Defining Opportunity Cost
Opportunity cost is a determination of value based on the value of an alternate use of the same resources, which for our purposes is a physician’s time. For physicians contracting with a hospital to take emergency coverage shifts or to spend hours a month on administrative tasks, the opportunity cost is generally considered to be the income lost from their private practice while on call or performing non-clinical duties.
When to Use Opportunity Cost
For call coverage and administrative services contracts, opportunity cost may be appropriate to consider if a physician’s activities are restricted during a coverage shift or administrative duties are required during a time when they would typically be able to see patients. The physician’s opportunity cost would be the net professional fees billed less the cost of overhead for the amount of time performing the contracted duties.
Opportunity cost shouldn’t be factored into every situation—even if the physician’s specialty is generally higher paid. A physician who has slowed down their practice because they are close to retirement should not get a higher hourly rate to serve as a medical director simply because they are a neurosurgeon.
Additionally, specialty may not be important for some administrative positions, such as directors of EMR implementation, quality initiatives, utilization review, or chief of staff.

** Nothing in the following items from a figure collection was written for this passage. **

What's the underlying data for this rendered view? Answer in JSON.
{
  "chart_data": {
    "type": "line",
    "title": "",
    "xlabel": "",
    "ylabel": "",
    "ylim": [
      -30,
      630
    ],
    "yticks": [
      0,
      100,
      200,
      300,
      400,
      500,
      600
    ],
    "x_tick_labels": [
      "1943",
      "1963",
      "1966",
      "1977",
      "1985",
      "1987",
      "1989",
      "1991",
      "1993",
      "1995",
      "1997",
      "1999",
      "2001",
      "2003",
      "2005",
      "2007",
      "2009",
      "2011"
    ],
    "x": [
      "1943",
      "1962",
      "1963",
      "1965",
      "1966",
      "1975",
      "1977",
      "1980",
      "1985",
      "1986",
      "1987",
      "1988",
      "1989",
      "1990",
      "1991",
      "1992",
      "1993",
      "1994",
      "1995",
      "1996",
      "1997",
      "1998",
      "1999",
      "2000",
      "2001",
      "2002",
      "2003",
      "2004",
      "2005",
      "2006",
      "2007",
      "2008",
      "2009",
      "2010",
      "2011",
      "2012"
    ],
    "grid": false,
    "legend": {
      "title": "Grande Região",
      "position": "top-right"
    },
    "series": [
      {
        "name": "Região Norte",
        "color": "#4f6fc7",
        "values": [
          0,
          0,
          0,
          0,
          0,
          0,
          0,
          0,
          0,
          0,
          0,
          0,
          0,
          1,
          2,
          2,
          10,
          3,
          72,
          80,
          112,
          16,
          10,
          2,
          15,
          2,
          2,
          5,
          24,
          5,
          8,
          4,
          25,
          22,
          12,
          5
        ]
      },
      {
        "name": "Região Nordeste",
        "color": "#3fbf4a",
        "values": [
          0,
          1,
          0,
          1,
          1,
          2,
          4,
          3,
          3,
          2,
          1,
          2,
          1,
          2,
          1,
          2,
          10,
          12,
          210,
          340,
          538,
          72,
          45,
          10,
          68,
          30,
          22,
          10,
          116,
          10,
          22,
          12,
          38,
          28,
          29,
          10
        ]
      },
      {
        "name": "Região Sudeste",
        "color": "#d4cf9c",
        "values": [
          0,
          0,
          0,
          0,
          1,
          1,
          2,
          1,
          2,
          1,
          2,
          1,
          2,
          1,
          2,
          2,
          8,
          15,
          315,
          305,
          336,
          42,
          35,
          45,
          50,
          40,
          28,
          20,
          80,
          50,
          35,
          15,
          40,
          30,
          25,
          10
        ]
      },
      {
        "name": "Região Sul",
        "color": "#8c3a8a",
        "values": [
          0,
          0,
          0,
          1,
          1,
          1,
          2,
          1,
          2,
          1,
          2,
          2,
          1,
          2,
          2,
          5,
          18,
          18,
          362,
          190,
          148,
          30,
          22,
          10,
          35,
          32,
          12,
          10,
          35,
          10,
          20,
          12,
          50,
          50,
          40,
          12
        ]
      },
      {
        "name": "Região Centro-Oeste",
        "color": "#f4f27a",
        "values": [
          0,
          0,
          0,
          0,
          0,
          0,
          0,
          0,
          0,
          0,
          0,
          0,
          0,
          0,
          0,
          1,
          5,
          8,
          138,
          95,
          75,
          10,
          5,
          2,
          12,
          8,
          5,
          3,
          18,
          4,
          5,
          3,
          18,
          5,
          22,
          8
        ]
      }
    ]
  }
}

For these types of positions, opportunity cost generally isn’t factored into contract rates because it’s not necessary to have a physician of a high cost specialty in the role.
The Office of the Inspector General advises in Opinion 07-10 to use caution when considering the opportunity cost:
Moreover, depending on the circumstances, problematic compensation structures that might disguise kickback payments could include, by way of example: (i) ‘lost opportunity’ or similarly designed payments that do not reflect bona fide lost income…
As with other physician contracts, it is important to document the fair market value parameters used when opportunity cost has been factored. Include the calculations used to determine the value as well as why opportunity cost is important to the particular situation. Although the OIG opinion cited was written about an emergency call agreement in question, the OIG’s guidelines can be reasonably applied to other types of physician contracts.
Despite the risks, it doesn’t mean that you shouldn’t consider opportunity cost when there is valid justification. However, exercise caution and don’t forget to document all the steps taken in your decision-making process.